Indeed, when it comes to the top end of the market, experts say the auction houses and private dealers are more successful than retailers, which typically attract aspirational buyers.
“The top jewels are sourced via diamond dealers, auction houses and private sales, but rarely from retailers like Tiffany’s or Harry Winston,” said Edward Alvarado, a director at diamond dealer Diamintel.
This is good news for diamond dealers and auction houses. According to data from Wealth-X, the world’s population of UHNW individuals (those with US$30 million in assets and above) grew 0.6 percent last year to 187,380, with a combined global wealth of US$25.8 trillion. Wealth-X forecasts that the growth of the UHNW population – particularly in countries such as diamond-hungry China and India – will accelerate.
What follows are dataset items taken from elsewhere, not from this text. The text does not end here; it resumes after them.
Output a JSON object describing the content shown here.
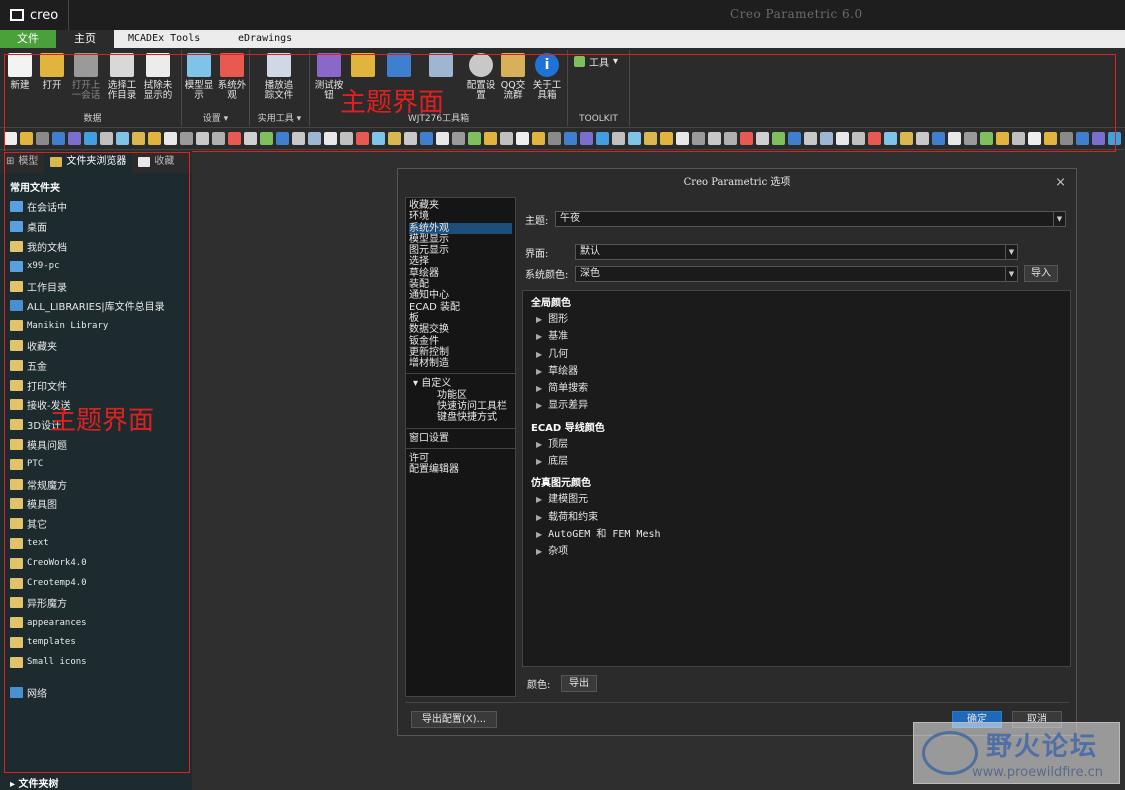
{
  "app": {
    "logo_text": "creo",
    "window_title": "Creo Parametric 6.0"
  },
  "tabs": [
    "文件",
    "主页",
    "MCADEx Tools",
    "eDrawings"
  ],
  "ribbon": {
    "data_group": {
      "label": "数据",
      "buttons": [
        {
          "label": "新建",
          "icon": "new-doc-icon"
        },
        {
          "label": "打开",
          "icon": "open-folder-icon"
        },
        {
          "label": "打开上一会话",
          "icon": "open-last-session-icon"
        },
        {
          "label": "选择工作目录",
          "icon": "select-workdir-icon"
        },
        {
          "label": "拭除未显示的",
          "icon": "erase-not-displayed-icon"
        }
      ]
    },
    "settings_group": {
      "label": "设置",
      "buttons": [
        {
          "label": "模型显示",
          "icon": "model-display-icon"
        },
        {
          "label": "系统外观",
          "icon": "system-appearance-icon"
        }
      ]
    },
    "utility_group": {
      "label": "实用工具",
      "buttons": [
        {
          "label": "播放追踪文件",
          "icon": "play-trail-icon"
        }
      ]
    },
    "wjt_group": {
      "label": "WJT276工具箱",
      "buttons": [
        {
          "label": "测试按钮",
          "icon": "test-button-icon"
        },
        {
          "label": "",
          "icon": "folder-icon"
        },
        {
          "label": "",
          "icon": "tool-icon"
        },
        {
          "label": "",
          "icon": "grid-icon"
        },
        {
          "label": "配置设置",
          "icon": "gear-icon"
        },
        {
          "label": "QQ交流群",
          "icon": "people-icon"
        },
        {
          "label": "关于工具箱",
          "icon": "info-icon"
        }
      ]
    },
    "toolkit_group": {
      "label": "TOOLKIT",
      "tools_label": "工具"
    },
    "annotation": "主题界面"
  },
  "left_panel": {
    "tabs": [
      "模型",
      "文件夹浏览器",
      "收藏"
    ],
    "heading": "常用文件夹",
    "items": [
      {
        "label": "在会话中",
        "icon": "session-icon"
      },
      {
        "label": "桌面",
        "icon": "desktop-icon"
      },
      {
        "label": "我的文档",
        "icon": "documents-icon"
      },
      {
        "label": "x99-pc",
        "icon": "computer-icon"
      },
      {
        "label": "工作目录",
        "icon": "folder-icon"
      },
      {
        "label": "ALL_LIBRARIES|库文件总目录",
        "icon": "chart-folder-icon"
      },
      {
        "label": "Manikin Library",
        "icon": "library-icon"
      },
      {
        "label": "收藏夹",
        "icon": "favorites-icon"
      },
      {
        "label": "五金",
        "icon": "folder-icon"
      },
      {
        "label": "打印文件",
        "icon": "folder-icon"
      },
      {
        "label": "接收-发送",
        "icon": "folder-icon"
      },
      {
        "label": "3D设计",
        "icon": "folder-icon"
      },
      {
        "label": "模具问题",
        "icon": "folder-icon"
      },
      {
        "label": "PTC",
        "icon": "folder-icon"
      },
      {
        "label": "常规魔方",
        "icon": "folder-icon"
      },
      {
        "label": "模具图",
        "icon": "folder-icon"
      },
      {
        "label": "其它",
        "icon": "folder-icon"
      },
      {
        "label": "text",
        "icon": "folder-icon"
      },
      {
        "label": "CreoWork4.0",
        "icon": "folder-icon"
      },
      {
        "label": "Creotemp4.0",
        "icon": "folder-icon"
      },
      {
        "label": "异形魔方",
        "icon": "folder-icon"
      },
      {
        "label": "appearances",
        "icon": "folder-icon"
      },
      {
        "label": "templates",
        "icon": "folder-icon"
      },
      {
        "label": "Small icons",
        "icon": "folder-icon"
      }
    ],
    "network": "网络",
    "footer": "文件夹树",
    "annotation": "主题界面"
  },
  "dialog": {
    "title": "Creo Parametric 选项",
    "close": "×",
    "nav": {
      "items": [
        "收藏夹",
        "环境",
        "系统外观",
        "模型显示",
        "图元显示",
        "选择",
        "草绘器",
        "装配",
        "通知中心",
        "ECAD 装配",
        "板",
        "数据交换",
        "钣金件",
        "更新控制",
        "增材制造"
      ],
      "selected_index": 2,
      "customize": "自定义",
      "customize_children": [
        "功能区",
        "快速访问工具栏",
        "键盘快捷方式"
      ],
      "window_settings": "窗口设置",
      "license": "许可",
      "config_editor": "配置编辑器"
    },
    "theme_label": "主题:",
    "theme_value": "午夜",
    "interface_label": "界面:",
    "interface_value": "默认",
    "system_color_label": "系统颜色:",
    "system_color_value": "深色",
    "import_button": "导入",
    "sections": [
      {
        "heading": "全局颜色",
        "items": [
          "图形",
          "基准",
          "几何",
          "草绘器",
          "简单搜索",
          "显示差异"
        ]
      },
      {
        "heading": "ECAD 导线颜色",
        "items": [
          "顶层",
          "底层"
        ]
      },
      {
        "heading": "仿真图元颜色",
        "items": [
          "建模图元",
          "载荷和约束",
          "AutoGEM 和 FEM Mesh",
          "杂项"
        ]
      }
    ],
    "color_label": "颜色:",
    "export_button": "导出",
    "export_config_button": "导出配置(X)...",
    "ok_button": "确定",
    "cancel_button": "取消"
  },
  "watermark": {
    "title": "野火论坛",
    "url": "www.proewildfire.cn"
  },
  "colors": {
    "accent_green": "#4aa039",
    "annotation_red": "#e02020",
    "selection_blue": "#1d4f7a",
    "ok_blue": "#1e69b9"
  }
}
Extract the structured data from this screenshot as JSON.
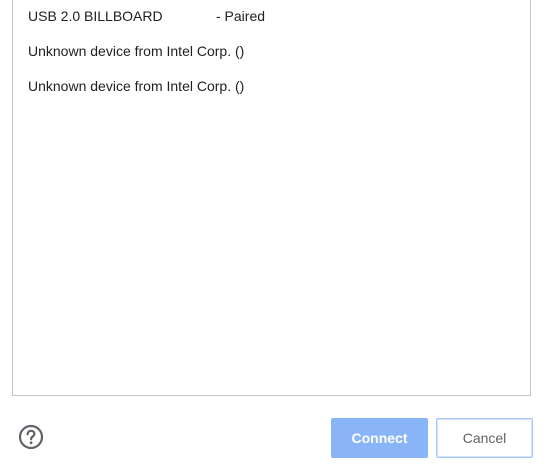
{
  "devices": [
    {
      "name": "USB 2.0 BILLBOARD",
      "status": "- Paired"
    },
    {
      "name": "Unknown device from Intel Corp. ()",
      "status": ""
    },
    {
      "name": "Unknown device from Intel Corp. ()",
      "status": ""
    }
  ],
  "footer": {
    "help_icon": "question-circle-icon",
    "connect_label": "Connect",
    "cancel_label": "Cancel"
  },
  "colors": {
    "connect_bg": "#8ab4f8",
    "cancel_border": "#a8c7fa",
    "text": "#202124",
    "help_icon": "#5f6368"
  }
}
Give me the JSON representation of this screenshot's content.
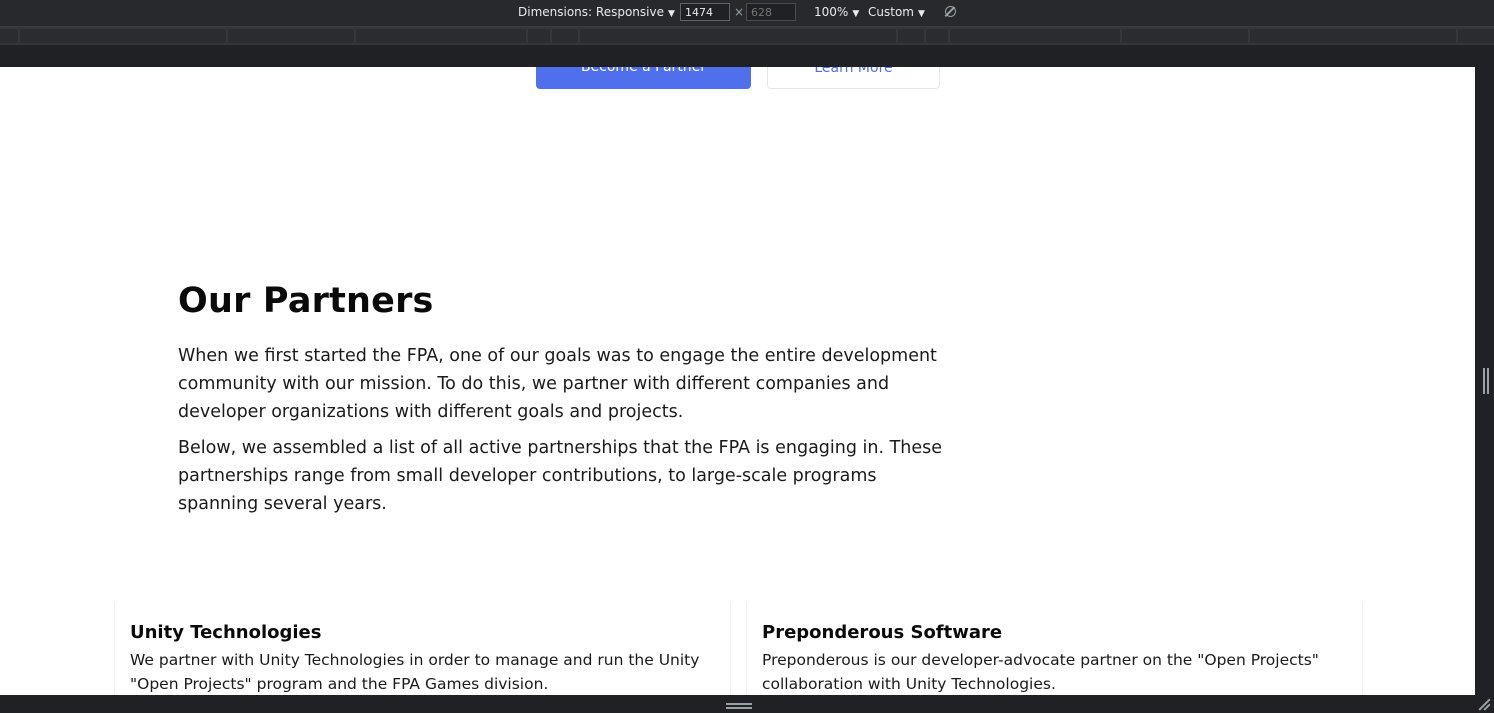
{
  "devtools": {
    "dimensions_label": "Dimensions: Responsive",
    "width_value": "1474",
    "height_placeholder": "628",
    "times_symbol": "×",
    "zoom_label": "100%",
    "throttle_label": "Custom",
    "caret": "▼"
  },
  "page": {
    "buttons": {
      "primary": "Become a Partner",
      "secondary": "Learn More"
    },
    "section": {
      "title": "Our Partners",
      "paragraphs": [
        "When we first started the FPA, one of our goals was to engage the entire development community with our mission. To do this, we partner with different companies and developer organizations with different goals and projects.",
        "Below, we assembled a list of all active partnerships that the FPA is engaging in. These partnerships range from small developer contributions, to large-scale programs spanning several years."
      ]
    },
    "partners": [
      {
        "name": "Unity Technologies",
        "description": "We partner with Unity Technologies in order to manage and run the Unity \"Open Projects\" program and the FPA Games division."
      },
      {
        "name": "Preponderous Software",
        "description": "Preponderous is our developer-advocate partner on the \"Open Projects\" collaboration with Unity Technologies."
      }
    ]
  },
  "colors": {
    "accent": "#4f6fed",
    "devtools_bg": "#28292c"
  }
}
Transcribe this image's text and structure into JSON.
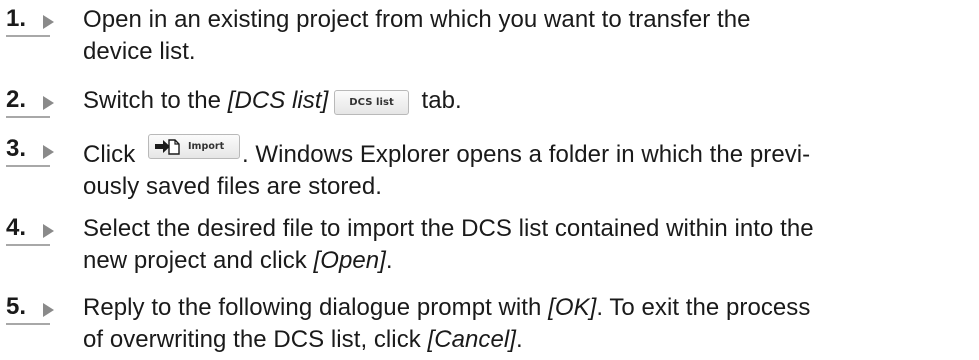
{
  "steps": [
    {
      "number": "1.",
      "line1": "Open in an existing project from which you want to transfer the",
      "line2": "device list."
    },
    {
      "number": "2.",
      "before": "Switch to the ",
      "em": "[DCS list]",
      "button_label": "DCS list",
      "after": " tab."
    },
    {
      "number": "3.",
      "before": "Click ",
      "button_label": "Import",
      "after": ". Windows Explorer opens a folder in which the previ-",
      "line2": "ously saved files are stored."
    },
    {
      "number": "4.",
      "line1": "Select the desired file to import the DCS list contained within into the",
      "line2_before": "new project and click ",
      "line2_em": "[Open]",
      "line2_after": "."
    },
    {
      "number": "5.",
      "line1_before": "Reply to the following dialogue prompt with ",
      "line1_em": "[OK]",
      "line1_after": ". To exit the process",
      "line2_before": "of overwriting the DCS list, click ",
      "line2_em": "[Cancel]",
      "line2_after": "."
    }
  ]
}
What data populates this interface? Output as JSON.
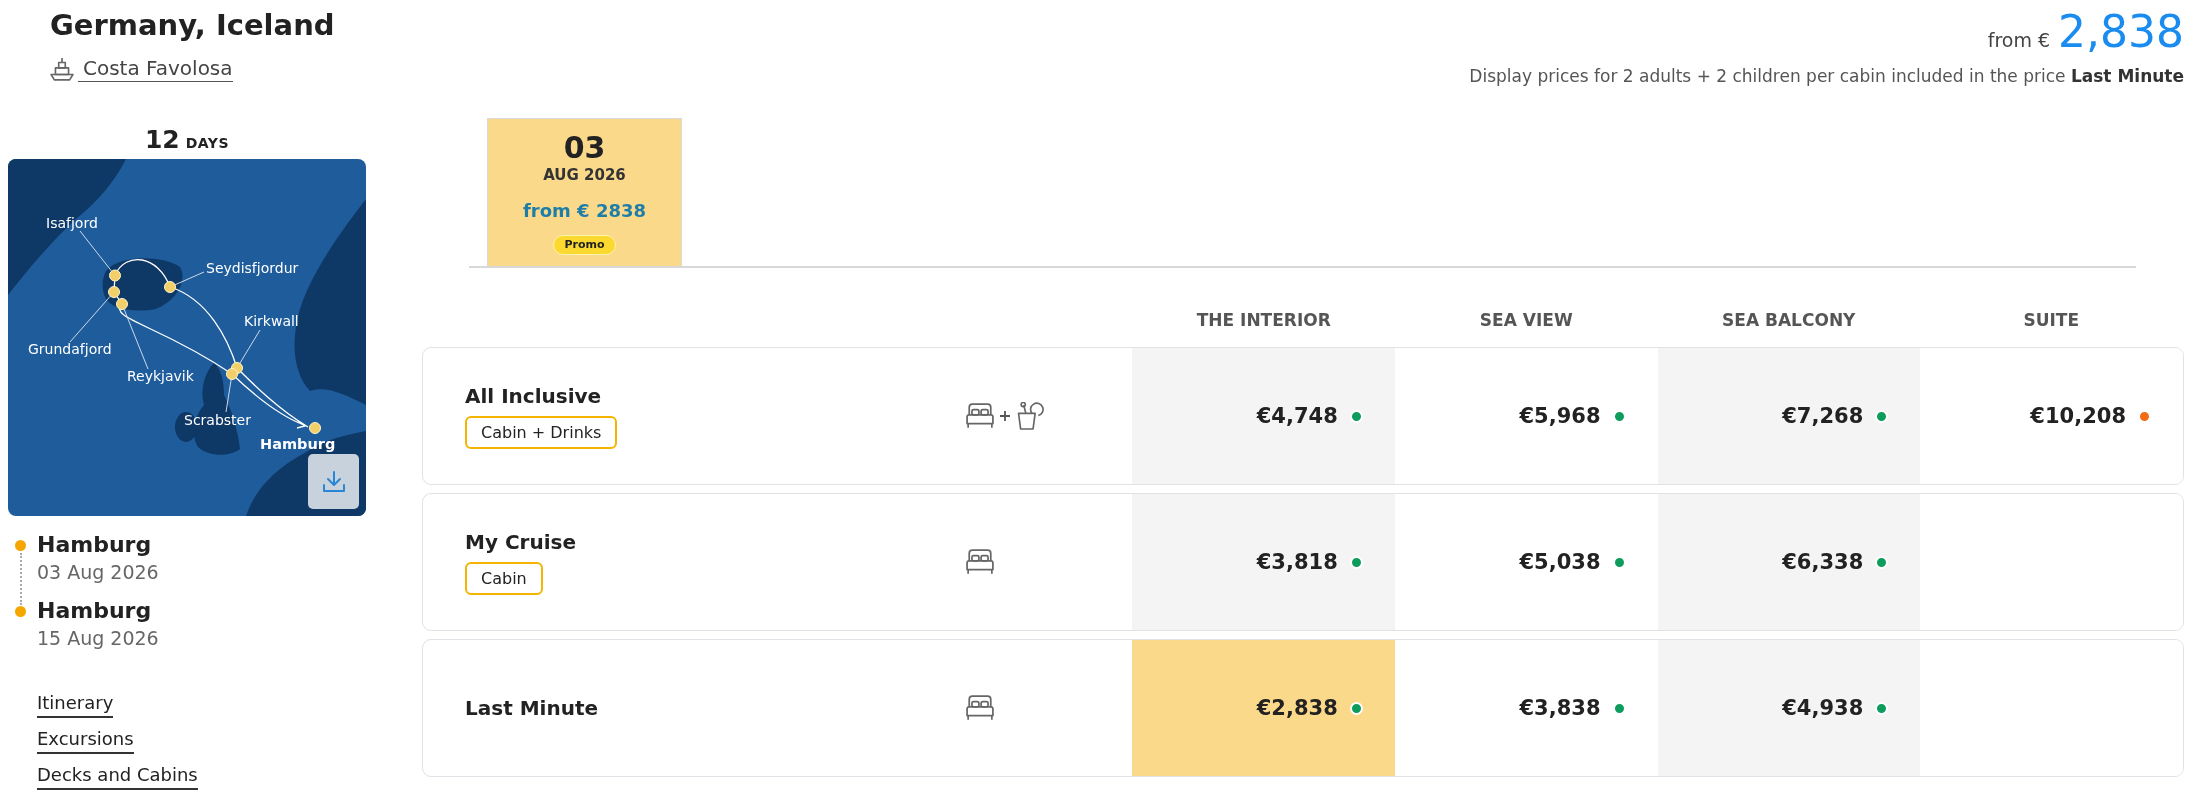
{
  "header": {
    "title": "Germany, Iceland",
    "ship": "Costa Favolosa",
    "price_prefix": "from €",
    "price": "2,838",
    "note": "Display prices for 2 adults + 2 children per cabin included in the price **Last Minute**"
  },
  "sidebar": {
    "duration": {
      "value": "12",
      "unit": "DAYS"
    },
    "map": {
      "ports": [
        {
          "label": "Isafjord",
          "kind": "stop"
        },
        {
          "label": "Seydisfjordur",
          "kind": "stop"
        },
        {
          "label": "Kirkwall",
          "kind": "stop"
        },
        {
          "label": "Grundafjord",
          "kind": "stop"
        },
        {
          "label": "Reykjavik",
          "kind": "stop"
        },
        {
          "label": "Scrabster",
          "kind": "stop"
        },
        {
          "label": "Hamburg",
          "kind": "home"
        }
      ]
    },
    "itinerary": [
      {
        "port": "Hamburg",
        "date": "03 Aug 2026"
      },
      {
        "port": "Hamburg",
        "date": "15 Aug 2026"
      }
    ],
    "links": [
      "Itinerary",
      "Excursions",
      "Decks and Cabins"
    ]
  },
  "dates": [
    {
      "day": "03",
      "month": "AUG 2026",
      "price": "from € 2838",
      "badge": "Promo",
      "selected": true
    }
  ],
  "table": {
    "columns": [
      "THE INTERIOR",
      "SEA VIEW",
      "SEA BALCONY",
      "SUITE"
    ],
    "rows": [
      {
        "name": "All Inclusive",
        "badge": "Cabin + Drinks",
        "drinks": true,
        "prices": [
          {
            "amount": "€4,748",
            "color": "#0c9d5c",
            "selected": false
          },
          {
            "amount": "€5,968",
            "color": "#0c9d5c",
            "selected": false
          },
          {
            "amount": "€7,268",
            "color": "#0c9d5c",
            "selected": false
          },
          {
            "amount": "€10,208",
            "color": "#f26b10",
            "selected": false
          }
        ]
      },
      {
        "name": "My Cruise",
        "badge": "Cabin",
        "drinks": false,
        "prices": [
          {
            "amount": "€3,818",
            "color": "#0c9d5c",
            "selected": false
          },
          {
            "amount": "€5,038",
            "color": "#0c9d5c",
            "selected": false
          },
          {
            "amount": "€6,338",
            "color": "#0c9d5c",
            "selected": false
          }
        ]
      },
      {
        "name": "Last Minute",
        "drinks": false,
        "prices": [
          {
            "amount": "€2,838",
            "color": "#0c9d5c",
            "selected": true
          },
          {
            "amount": "€3,838",
            "color": "#0c9d5c",
            "selected": false
          },
          {
            "amount": "€4,938",
            "color": "#0c9d5c",
            "selected": false
          }
        ]
      }
    ]
  }
}
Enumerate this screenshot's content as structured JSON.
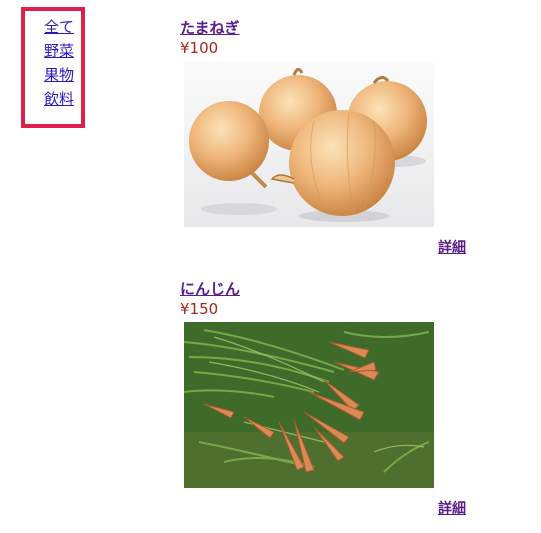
{
  "categories": [
    "全て",
    "野菜",
    "果物",
    "飲料"
  ],
  "products": [
    {
      "name": "たまねぎ",
      "price": "¥100",
      "detail": "詳細",
      "image": "onion-photo"
    },
    {
      "name": "にんじん",
      "price": "¥150",
      "detail": "詳細",
      "image": "carrot-photo"
    }
  ]
}
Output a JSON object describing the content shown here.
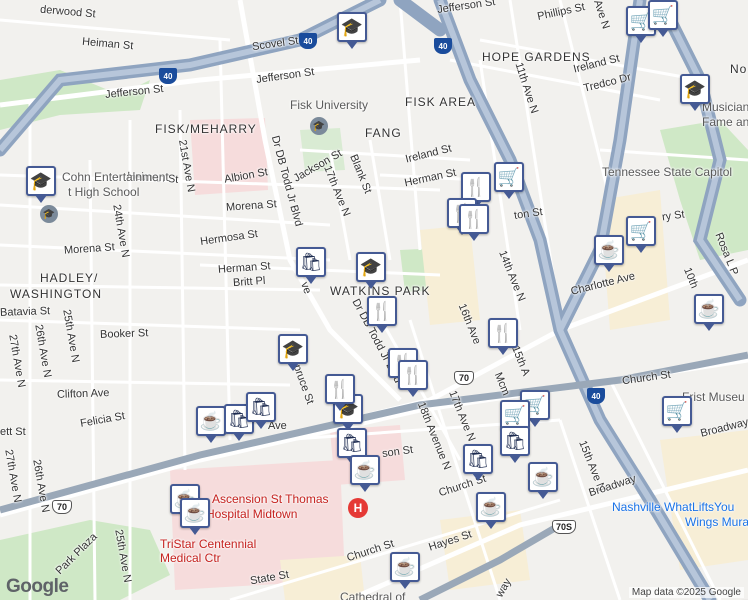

Mindful of new streams of business, the diamond industry – dealers, miners, jewellers, and now fund managers – is growing apace. Bankers, fund managers, family offices and wealth managers, led by those in Hong Kong and Singapore, are increasingly advising clients to gain exposure to this physical asset class.
“Diamonds have outperformed more traditional investments like stock markets and gold, since the onset of the global financial crisis,” said Alvarado.
Well-connected new dealers are also coming to the fore. One such individual is John France, who left his job as a lawyer to set up a Milan-based jewellery broker, JF Diamonds. Having worked closely in his previous career with the top Italian fashion houses — Versace, Cavalli, and Armani — France understood the world of high-fashion jewels inside out.
“My clients often lamented the difficulties of sourcing reliable suppliers of fabulous diamond jewellery. So I saw my opportunity to sit on the other side of the desk,” said France.
France sources some of the world’s most flawless diamonds and will frequently fly to visit his clients to help work through a design. His clients hail from the billionaire hotspots of Monte Carlo, Gstaad, Dubai and Moscow, where wealthy individuals have weathered the global crisis with barely a scratch.
The long-term appeal of diamonds is clear. The last 25 years have seen diamonds of a carat doubled in value, according to the Rapaport Diamond Index (RDI). Five-carat-plus diamonds are now 250 percent more expensive, said the RDI. Diamonds have shown steady growth over the last two decades, have a proven track record and have a limited supply against growing demand. On top of that, they look much better than a stock certificate.
A shining example of a secure and lucrative alternative asset, diamonds are becoming the investment of choice for an ever-increasing number of UHNW individuals.